Support a two-legged structure hinged at $C$, with legs $CA$ and $CB$. If we press $C$ downwards, supporting the structure vertically; $A$ and $B$ taking new positions $A'$ and $B'$. What happens to angles at new positions of $A$, $B$ and $C$? Bring $C$ further down, and observe the changes at the new positions of $A$, $B$, $C$. Press $C$ further downwards, almost reaching the floor level. The angles at $A$ and $B$ now approach zero. What approaches the angle at $C$ to? What seems to be the sum of the three angles at $A$, $B$ and $C$ at this stage?

Slipping Two-Legged Structure

Slowly, raise the level of $C$, repeating the experiment in the reverse order. Did you keep observing the changes in the angles at $A$, $B$ and $C$? What looked happening to the sum of the angles?
Repeat the experiment with the view to answer the questions better.

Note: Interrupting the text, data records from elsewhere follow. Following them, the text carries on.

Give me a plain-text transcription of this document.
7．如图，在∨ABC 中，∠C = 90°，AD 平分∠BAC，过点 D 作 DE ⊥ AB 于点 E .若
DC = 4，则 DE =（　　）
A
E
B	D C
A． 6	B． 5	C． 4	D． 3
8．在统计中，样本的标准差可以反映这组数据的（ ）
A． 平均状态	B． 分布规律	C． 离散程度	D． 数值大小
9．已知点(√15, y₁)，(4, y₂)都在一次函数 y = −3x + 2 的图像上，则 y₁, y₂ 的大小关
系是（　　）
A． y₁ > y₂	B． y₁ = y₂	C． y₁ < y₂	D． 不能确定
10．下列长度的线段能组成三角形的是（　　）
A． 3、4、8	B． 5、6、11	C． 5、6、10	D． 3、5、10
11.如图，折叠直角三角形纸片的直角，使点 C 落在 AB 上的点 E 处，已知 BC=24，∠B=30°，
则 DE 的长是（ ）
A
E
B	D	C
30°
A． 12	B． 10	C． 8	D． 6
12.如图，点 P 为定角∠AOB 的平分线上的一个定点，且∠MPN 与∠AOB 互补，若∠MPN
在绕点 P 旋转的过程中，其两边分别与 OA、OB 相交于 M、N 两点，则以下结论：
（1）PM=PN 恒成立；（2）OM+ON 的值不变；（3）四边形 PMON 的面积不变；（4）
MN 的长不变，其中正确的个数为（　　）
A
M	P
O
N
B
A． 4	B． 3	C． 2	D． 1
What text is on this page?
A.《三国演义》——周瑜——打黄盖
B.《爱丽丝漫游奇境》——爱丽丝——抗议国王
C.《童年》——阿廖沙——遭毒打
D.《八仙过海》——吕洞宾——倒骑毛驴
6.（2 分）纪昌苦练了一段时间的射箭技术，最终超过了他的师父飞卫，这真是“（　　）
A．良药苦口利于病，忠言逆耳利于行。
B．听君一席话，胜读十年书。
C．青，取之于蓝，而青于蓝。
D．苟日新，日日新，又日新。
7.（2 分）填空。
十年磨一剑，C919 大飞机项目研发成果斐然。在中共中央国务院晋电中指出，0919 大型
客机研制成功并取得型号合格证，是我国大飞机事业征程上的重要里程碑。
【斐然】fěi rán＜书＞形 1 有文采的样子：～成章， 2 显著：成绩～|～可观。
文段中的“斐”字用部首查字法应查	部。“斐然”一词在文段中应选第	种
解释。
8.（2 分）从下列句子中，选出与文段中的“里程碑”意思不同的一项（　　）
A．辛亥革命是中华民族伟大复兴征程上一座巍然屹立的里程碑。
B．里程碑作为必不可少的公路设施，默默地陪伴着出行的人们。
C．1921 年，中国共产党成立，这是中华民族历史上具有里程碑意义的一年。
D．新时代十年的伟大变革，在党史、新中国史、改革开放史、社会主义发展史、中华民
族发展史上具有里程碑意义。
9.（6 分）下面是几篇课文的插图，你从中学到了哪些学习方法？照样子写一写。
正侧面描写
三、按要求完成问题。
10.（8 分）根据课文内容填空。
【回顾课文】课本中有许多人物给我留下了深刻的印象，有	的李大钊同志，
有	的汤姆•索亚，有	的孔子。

Let us repeat the experiment with a structure with $AC$ and $CB$ of different lengths. Again observe what increase of angle at $C$ causes for angles at $A$ and $B$. Next make a measured increase in the angle at $C$, and observe the changes at $A$ and $B$. And what happens to the sum of
the angles?

 Shall we take up the reverse activity? Let $C$ be raised higher and  higher; and yet higher.  The angle at $C$ becomes smaller and angles  at $A$ and $B$ become larger. What about the sum total of the angles?

 Activity 2

 Let a rod $AB$ rest with end $A$ on the wall and the end $B$ at the  floor. I hope it is so placed that the foot of the perpendicular from  $ A$ to the floor and foot of the perpendicular from $B$ to the wall
 coincide at $C$, and angle $ACB$ is ninety degrees. If the rod slips, $A$ taking positions $A'$, $A''$ .... on the wall and $B$ taking positions $B'$, $B''$ ... on the floor; observe that angle at new  positions of $A$ increases, while angles at new positions of $B$  diminishes.

Slipping rods

When the rod is almost horizontal, the $A$-end of the rod  is nearly on $C$; and the $B$-end makes almost zero angle to the  floor and the angle at $A$ is nearly ninety degrees. What is the sum of the angles at $A$, $B$ and $C$ in different positions of the rod? Repeat the experiment, raising the rod straight; with $A$ going up  the wall and $B$ nearing $C$. Observe the angles; when $B$ is almost at $C$. What about the sum of the angles at $A$, $B$ and $C$? Shall  we try to formulate our observations about the sum of the angles of a  triangle.